The transition from print-only to print and marketing services providers opened new sales opportunities for those who could reimagine their businesses. At Alliance Franchise Brands, it was one factor that drove us to invest heavily in technology. By automating operational processes, it frees up our franchise owners to spend more time cultivating customer relationships as solutions providers (e.g., consultative versus transactional sales strategy).
So, now we’re faced with something new. We are all equally inexperienced in it, with our teams working remotely and some of our best customers deemed “non-essential” and unable to operate at all. What can we do to continue to serve those customers we already have while anticipating the need to fill the pipeline to fuel our recovery?
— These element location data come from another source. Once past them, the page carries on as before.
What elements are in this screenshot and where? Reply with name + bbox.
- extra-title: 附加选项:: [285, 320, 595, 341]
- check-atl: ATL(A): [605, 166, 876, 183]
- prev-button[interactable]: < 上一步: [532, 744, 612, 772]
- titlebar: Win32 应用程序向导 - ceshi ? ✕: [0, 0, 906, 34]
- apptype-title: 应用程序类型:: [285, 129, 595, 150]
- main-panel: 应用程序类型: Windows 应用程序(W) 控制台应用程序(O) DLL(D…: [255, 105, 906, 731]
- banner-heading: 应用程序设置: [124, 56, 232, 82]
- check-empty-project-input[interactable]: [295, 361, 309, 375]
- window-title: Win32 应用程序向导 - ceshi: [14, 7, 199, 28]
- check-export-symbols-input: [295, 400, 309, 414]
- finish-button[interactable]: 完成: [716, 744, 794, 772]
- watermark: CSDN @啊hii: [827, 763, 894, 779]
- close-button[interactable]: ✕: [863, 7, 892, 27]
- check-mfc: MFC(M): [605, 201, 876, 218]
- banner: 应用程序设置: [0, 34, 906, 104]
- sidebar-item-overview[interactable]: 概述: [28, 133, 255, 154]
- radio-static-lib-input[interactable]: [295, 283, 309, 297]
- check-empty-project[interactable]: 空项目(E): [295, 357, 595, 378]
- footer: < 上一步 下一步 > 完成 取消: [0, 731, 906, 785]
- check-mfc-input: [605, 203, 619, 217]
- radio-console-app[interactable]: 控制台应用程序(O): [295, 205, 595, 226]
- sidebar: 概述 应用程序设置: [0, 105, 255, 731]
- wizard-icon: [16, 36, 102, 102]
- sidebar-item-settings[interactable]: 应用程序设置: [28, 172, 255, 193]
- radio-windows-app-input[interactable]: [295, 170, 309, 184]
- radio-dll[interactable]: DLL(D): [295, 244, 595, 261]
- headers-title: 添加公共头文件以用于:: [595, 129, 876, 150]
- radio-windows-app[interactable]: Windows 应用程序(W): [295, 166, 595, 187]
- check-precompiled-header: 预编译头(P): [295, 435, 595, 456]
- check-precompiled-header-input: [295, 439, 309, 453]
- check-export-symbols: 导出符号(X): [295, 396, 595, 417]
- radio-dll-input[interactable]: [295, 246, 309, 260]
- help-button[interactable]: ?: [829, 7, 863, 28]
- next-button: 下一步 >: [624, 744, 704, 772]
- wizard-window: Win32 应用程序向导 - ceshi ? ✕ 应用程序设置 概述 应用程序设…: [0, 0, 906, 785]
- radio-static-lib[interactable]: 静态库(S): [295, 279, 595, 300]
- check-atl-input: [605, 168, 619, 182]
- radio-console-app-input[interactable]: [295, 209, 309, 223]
How can we adapt to meet these previously unknown challenges?
Prioritize Current Customers
We know it costs more to find new customers than to retain the ones you have. The reality is that some of your best customers may be unable to buy right now or spend what they typically would. Use this time to strengthen your ties by offering sound advice. Business relationships are built on trust, dependability and fairness. The payout may come a little later than you would like, but it is more likely to manifest in long-term loyalty.
Continuing to market their businesses during a downturn when their competitors have paused has proven to be a solid strategy. Many have pivoted to provide services specific to COVID-19, whether that’s commercial cleaning to sanitize office buildings, or restaurants offering takeout or delivery services.
For most business types, the make-up of their marketing and allocation of marketing dollars is likely to evolve in the coming months. Organizations that have relied heavily on live events may be reassigning that budget to online meetings or ramping up other channels, like direct mail. Be a resource that can adjust, and you will maintain the value you can provide.
Manage Your Own Marketing
If you and your team have the capacity, revisit your marketing strategies and materials. Do you have old brochures, outdated catalogs, or inconsistent logo usage and branding that you have meant to revise but couldn’t find the time? Chances are, you have it now.
Do an inventory and prioritize. Bring a fresh eye to the design and messaging. It will get you to a better place at present and for the future, when you will want to hit the ground running with post-pandemic marketing outreach. Spend time cleansing your customer data, as well, to save money and reduce waste later.
Any adaptations you are making now in your business marketing should be tracked so that you can go back to prior tactics, when needed. For example, if your web marketing budget or campaign keywords have changed to address the current landscape, be ready to re-adjust down the road.
Perhaps now, more than ever, there may be an opportunity to cross-train your employees in all facets of your organization, including your marketing.
Be More Aware of Messaging
Just a word of caution: When in doubt, choose extra sensitivity in sales conversations and marketing messages. Emotions are running high, and you can’t be sure if you’ll unintentionally hit a hot button with language that would have been entirely appropriate three months ago. Why risk it? Care and compassion never go out of style.
A softer selling approach may be in order as we navigate this “new normal.” If you haven’t developed formal buyer personas, do it now. It will help you define your customers’ pain points – they may have changed – so that you can tailor your sales conversations and marketing messages accordingly.
Look for Partnerships
The closely connected ecosystem of a local business community is never more evident than during economic challenges. Small businesses need to stand together and find ways to support their neighbors.
It might make sense to donate expertise, products or services as a gesture of goodwill to the broader community as part of your recovery readiness. You may be able to leverage tactics that are specific to your local market that neighboring businesses are finding useful.
A network of like-minded professionals is built-in for our franchise owners. If you don’t have that, seek support from your professional networks. This stuff is hard; there’s no reason to go it alone.
Prepare for the Post-Pandemic
Conducting business face-to-face may be a long way off. Do you offer online ordering? There is no time like the present to make your business more valuable by removing barriers to working with you. And diversifying your services to enable cross-selling, like adding promotional products or branded apparel, will allow you to deliver more solutions to your existing and prospective clients.
There is a bigger picture to be aware of: the economic fallout of COVID-19 may have profoundly changed the trajectory of your business, including your exit strategy plan. If you are looking to sell your company or would benefit from extra support, you might consider joining a franchise.
Be creative. Be nimble. And be ready to ramp up. While it may not return to “business as usual” any time soon or ever, take that as a positive call to action. If we meet today’s challenges head-on, we will be better positioned on the other side.